Es un ritual estival con predicamento arrollador. En una nueva versión de culto solar, de costa a costa, de cumbre a cumbre, el veraneante va en algún momento en busca del mejor atardecer. Y es que, contagiados de la indeseable retórica mediática del ranking, ya no nos conformamos con la contemplación de una bonita puesta de sol. Necesitamos disfrutar de la mejor puesta de sol de España, y si es tomando el mejor mojito y rodeados del mejor ambiente, mejor que mejor.
Como tantas cosas de nuestros veranos, todo empezó en Ibiza. En junio de 1980 abrió en la playa de San Antonio el Café del Mar. En torno a la feliz idea de ponerle banda sonora al atardecer sobre el islote de Conejera surgió un lucrativo negocio musical y una infecciosa estética de lo chill que poco a poco se fue abigarrando y extendiendo por todo el país. A partir de los 90 aparecieron los budas, las camas balinesas y los colchones de eskay blanco a prueba de humedad y borracheras. Chiringuitos y garitos, de playa o de meseta, con o sin puesta de sol, se abonaron a la tendencia.
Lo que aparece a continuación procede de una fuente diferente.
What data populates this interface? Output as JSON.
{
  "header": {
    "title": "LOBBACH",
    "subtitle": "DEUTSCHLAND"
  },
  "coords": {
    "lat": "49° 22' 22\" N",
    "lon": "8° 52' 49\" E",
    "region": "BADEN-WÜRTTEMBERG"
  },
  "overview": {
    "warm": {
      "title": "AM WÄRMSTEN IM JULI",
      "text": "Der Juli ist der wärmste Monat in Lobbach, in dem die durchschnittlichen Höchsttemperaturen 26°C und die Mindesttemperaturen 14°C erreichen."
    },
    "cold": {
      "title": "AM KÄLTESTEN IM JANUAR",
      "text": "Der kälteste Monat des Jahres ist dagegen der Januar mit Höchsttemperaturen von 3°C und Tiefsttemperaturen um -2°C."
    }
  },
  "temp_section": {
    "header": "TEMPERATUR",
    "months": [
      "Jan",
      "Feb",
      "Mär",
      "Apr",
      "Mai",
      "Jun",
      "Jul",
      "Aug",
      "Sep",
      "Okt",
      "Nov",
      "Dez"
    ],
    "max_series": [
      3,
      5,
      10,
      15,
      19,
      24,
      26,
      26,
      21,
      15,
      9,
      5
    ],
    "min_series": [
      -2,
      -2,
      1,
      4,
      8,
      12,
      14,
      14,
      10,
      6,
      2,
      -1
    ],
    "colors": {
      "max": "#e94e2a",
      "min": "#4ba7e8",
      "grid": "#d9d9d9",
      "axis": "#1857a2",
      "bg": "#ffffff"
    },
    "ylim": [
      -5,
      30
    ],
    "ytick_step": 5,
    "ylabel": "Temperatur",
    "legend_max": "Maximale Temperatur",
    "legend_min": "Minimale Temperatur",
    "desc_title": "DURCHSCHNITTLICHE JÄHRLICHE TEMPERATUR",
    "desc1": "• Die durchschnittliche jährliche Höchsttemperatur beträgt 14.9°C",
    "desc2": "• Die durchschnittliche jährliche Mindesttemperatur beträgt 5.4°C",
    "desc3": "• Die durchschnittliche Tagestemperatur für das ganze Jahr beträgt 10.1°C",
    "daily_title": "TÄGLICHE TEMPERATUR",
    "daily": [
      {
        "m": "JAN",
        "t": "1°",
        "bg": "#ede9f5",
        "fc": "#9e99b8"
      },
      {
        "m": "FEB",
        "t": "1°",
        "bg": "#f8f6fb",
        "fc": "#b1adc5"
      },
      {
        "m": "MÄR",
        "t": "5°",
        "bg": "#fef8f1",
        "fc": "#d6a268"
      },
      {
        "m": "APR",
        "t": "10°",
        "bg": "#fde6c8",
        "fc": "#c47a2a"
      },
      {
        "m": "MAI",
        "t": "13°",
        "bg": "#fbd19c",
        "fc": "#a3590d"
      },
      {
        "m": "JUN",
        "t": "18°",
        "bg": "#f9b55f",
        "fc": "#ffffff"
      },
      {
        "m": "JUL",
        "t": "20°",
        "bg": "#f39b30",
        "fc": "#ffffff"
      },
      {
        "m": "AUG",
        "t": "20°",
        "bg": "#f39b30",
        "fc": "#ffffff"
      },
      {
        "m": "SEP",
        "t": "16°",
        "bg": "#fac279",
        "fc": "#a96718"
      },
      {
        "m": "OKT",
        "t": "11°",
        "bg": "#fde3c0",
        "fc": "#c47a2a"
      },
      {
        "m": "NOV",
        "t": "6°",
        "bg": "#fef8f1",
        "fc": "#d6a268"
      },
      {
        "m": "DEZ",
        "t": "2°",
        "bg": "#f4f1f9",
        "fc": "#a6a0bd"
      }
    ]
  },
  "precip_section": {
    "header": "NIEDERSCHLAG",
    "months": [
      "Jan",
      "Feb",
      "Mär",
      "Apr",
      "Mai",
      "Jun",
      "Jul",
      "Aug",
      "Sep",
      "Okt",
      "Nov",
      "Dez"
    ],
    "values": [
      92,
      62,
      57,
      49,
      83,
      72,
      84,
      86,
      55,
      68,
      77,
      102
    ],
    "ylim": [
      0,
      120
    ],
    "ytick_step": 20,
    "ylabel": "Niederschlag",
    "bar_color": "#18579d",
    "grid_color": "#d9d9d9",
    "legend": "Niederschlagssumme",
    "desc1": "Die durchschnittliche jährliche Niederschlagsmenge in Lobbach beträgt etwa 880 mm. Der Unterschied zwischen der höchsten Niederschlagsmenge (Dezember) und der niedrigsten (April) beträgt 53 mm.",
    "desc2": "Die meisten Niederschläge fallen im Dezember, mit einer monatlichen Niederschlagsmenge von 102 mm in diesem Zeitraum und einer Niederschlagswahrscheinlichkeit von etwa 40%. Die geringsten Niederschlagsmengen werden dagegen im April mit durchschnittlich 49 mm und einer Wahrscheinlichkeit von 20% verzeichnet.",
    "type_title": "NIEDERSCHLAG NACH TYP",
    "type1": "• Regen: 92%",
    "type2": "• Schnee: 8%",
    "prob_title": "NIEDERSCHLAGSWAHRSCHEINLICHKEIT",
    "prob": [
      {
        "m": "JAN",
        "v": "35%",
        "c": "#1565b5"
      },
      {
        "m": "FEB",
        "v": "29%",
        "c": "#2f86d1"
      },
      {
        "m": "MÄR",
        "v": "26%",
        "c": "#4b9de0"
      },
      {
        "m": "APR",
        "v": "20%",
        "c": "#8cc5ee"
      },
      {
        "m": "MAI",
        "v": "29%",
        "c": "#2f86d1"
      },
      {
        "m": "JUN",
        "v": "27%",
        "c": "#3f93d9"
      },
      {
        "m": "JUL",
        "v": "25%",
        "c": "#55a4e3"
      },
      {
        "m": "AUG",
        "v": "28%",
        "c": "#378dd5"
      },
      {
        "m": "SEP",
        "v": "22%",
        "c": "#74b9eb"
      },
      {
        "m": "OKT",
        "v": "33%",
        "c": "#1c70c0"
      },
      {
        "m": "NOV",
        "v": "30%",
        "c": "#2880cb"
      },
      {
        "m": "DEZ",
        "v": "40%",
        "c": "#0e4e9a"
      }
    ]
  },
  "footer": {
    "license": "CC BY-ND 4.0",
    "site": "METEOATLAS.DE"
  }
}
Hoy, buena parte de aquella parafernalia ha quedado amortizada, pero el atardecer se ha consolidado como tópico recreativo del verano, hermanado de algún modo con los rituales de las viejas culturas que nos precedieron. A la hora mágica se producen súbitas concentraciones de personas en estos nuevos lugares sagrados, convocadas por el boca a boca o por una chincheta de Google Maps. La oración de la tarde es meterse en una postal.
El atardecer se ha consolidado como tópico recreativo del verano, hermanado de algún modo con los viejos cultos solares
Lo ideal es que el horizonte sea oceánico, pues enriquece las connotaciones del acontecimiento crepuscular. «¡Hombre libre, siempre amarás el mar!», proclamó Baudelaire; porque «el mar es tu espejo, es tu alma lo que contemplas en el despliegue infinito de su oleaje». Pero allá donde estemos habrá un lugar propicio desde el que contemplar el ocaso, ese momento cotidiano que ilustra la contingencia con vívidos e irrepetibles colores.
Aparte de ensimismarse en el esclarecedor espectáculo, quien más quien menos intenta inmortalizar el momento. Con éxito desigual, porque el contraluz, y más al infinito, nunca fue fácil. A veces se escapa, impotente y entrañable, algún flash. Ajenas a la ansiedad fotográfica, las parejas de enamorados sirven de involuntarios figurantes. Cuando el sol desaparece, una mayoría sugestionada aplaude.
Por cuestiones geográficas, la costa noroeste de la Península es un territorio especialmente propicio para los cazadores de atardeceres. En Gerra, pedanía de San Vicente de la Barquera situada sobre un idílico entorno de verdes praderas que declinan hacia una playa paradisíaca, está El Rayo Verde. Con los Picos de Europa en lontananza, cada tarde confluyen allí los surfistas de Oyambre y los pijos de Comillas, que a veces son las mismas personas, en una exacta representación del ya tratado aquí veraneo del norte.
Los que montaron El Rayo Verde tuvieron el acierto de evocar la novela de Julio Verne y la película homónima de Éric Rohmer. Una y otra se refieren a ese raro fenómeno de refracción de la luz por el cual en ocasiones, justo en el momento en que el sol se oculta en el horizonte, aparece una breve e inusitada luminiscencia verdosa. Según la leyenda, el rayo verde sella el destino de las parejas que lo contemplan juntas.
Delphine, la protagonista del filme de Rohmer, es abandonada por su novio en vísperas de las vacaciones. Sin plan y sin pareja, emprende un desesperado periplo para no quedarse en París en agosto... y para encontrar el amor. Y parece dar con él viendo ponerse el sol en San Juan de Luz.
Con o sin rayo verde, quizá busquemos en el atardecer la visión mágica que consagre nuestros deseos y esperanzas. Una bendición natural que recargue de energía, como si de una piedra de la suerte se tratase, nuestros propósitos de año nuevo actualizados a septiembre. Ojalá se cumplan.